Zuko doesn't respond to his presence, drugged to the gills with sedatives and other drugs Ozai doesn't want to think off.
He stands at the end of the bed, not daring to sit on the chair placed next to it. The child psychologist usually sitting there has yet to come through to Zuko but it's difficult.
"It's like he's erected a wall," she told him before. "Like he doesn't want to take notice."
Ozai doesn't know what to think or to say. The psychologist tells him to speak to Zuko, but no words come forward. He can't even stand to look at his son (but he doesn't turn away).
The child breathes evenly, calmly. The more he stares at the empty eyes set into a face looking so much like his own (yet so much like hers), the angrier he becomes. It's all he can do: stand by the bed and become angry.
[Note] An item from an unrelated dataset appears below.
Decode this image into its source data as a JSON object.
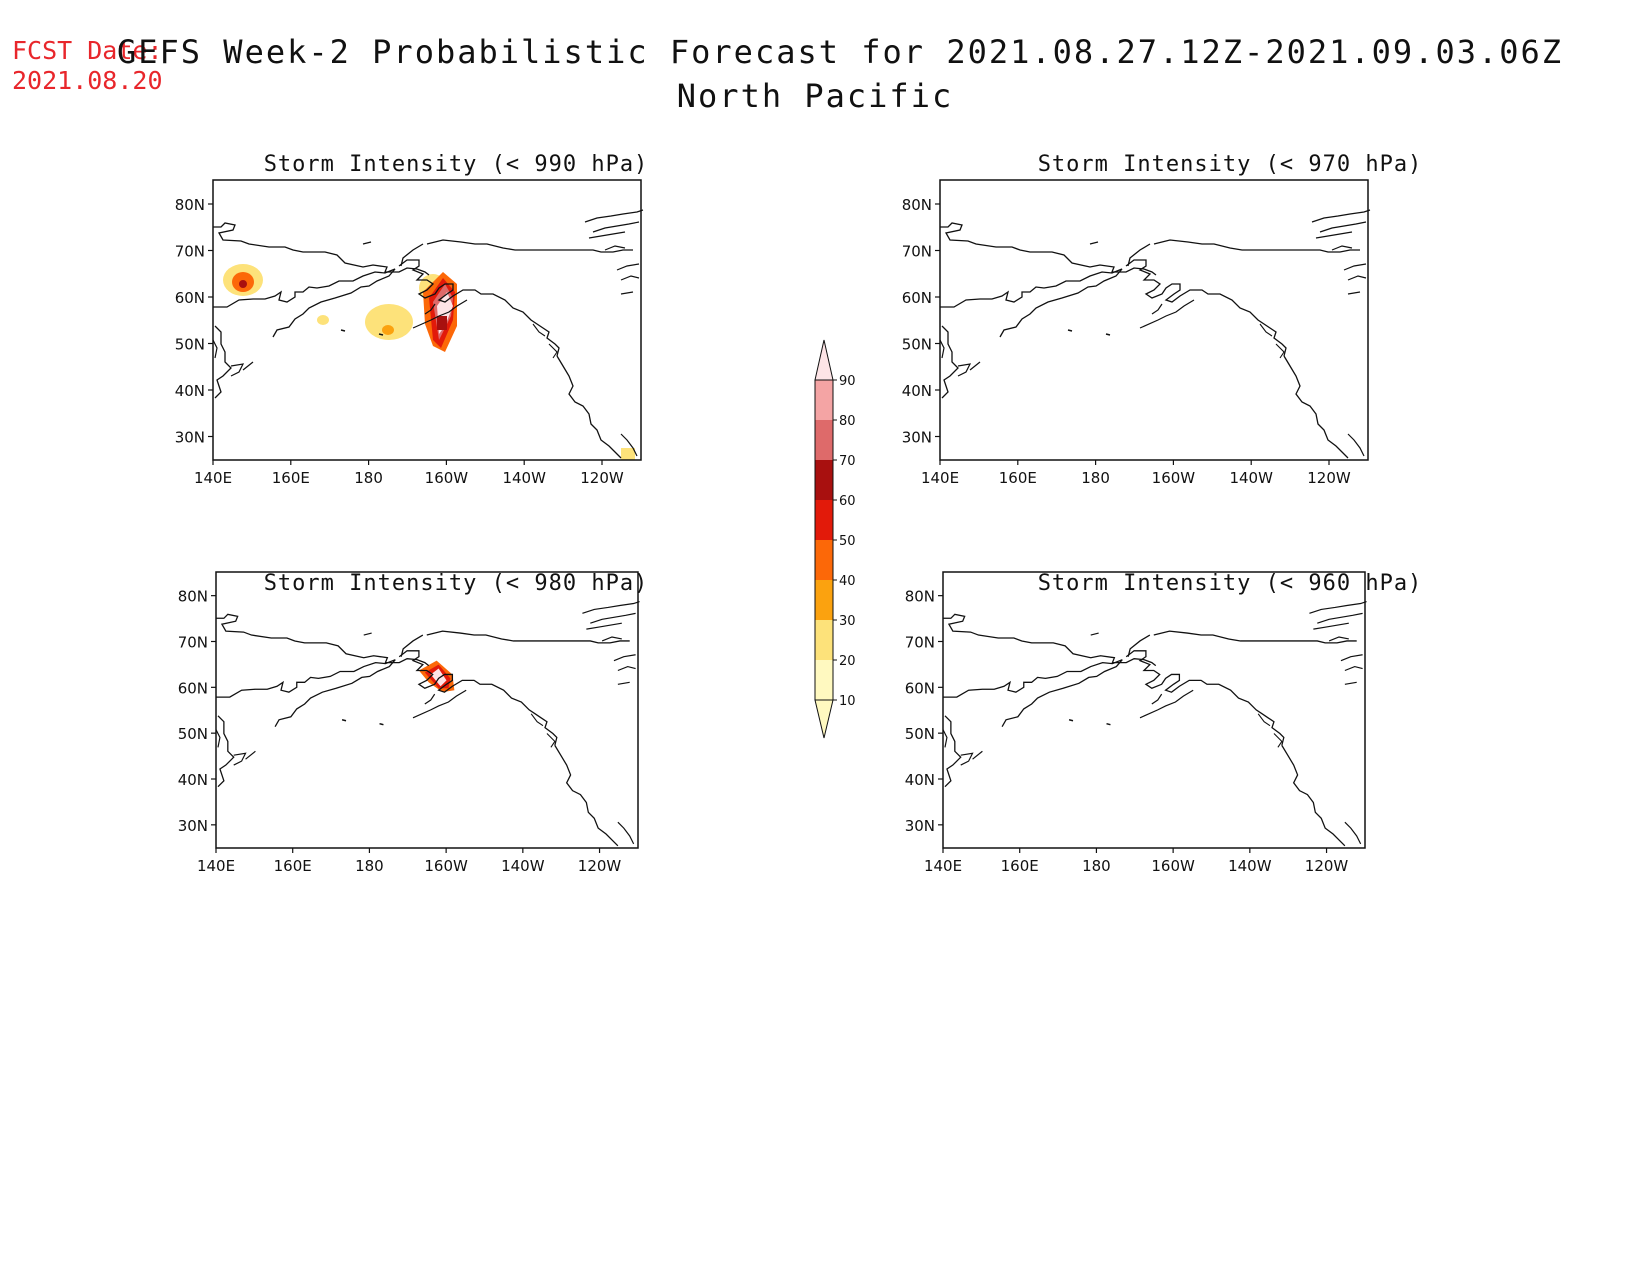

He doesn't know that his angry grimaces haunt his son in his sleep, is unaware of how much his son can take notice of if he wants to.
What Ozai does know is that seeing Zuko like this, eyes vacant, body heavily bandaged and arms strapped down makes him feel sick to his stomach.
Years later he will admit that the only right decision he made back then was to refuse to let Azula see her brother like this, but that's about it.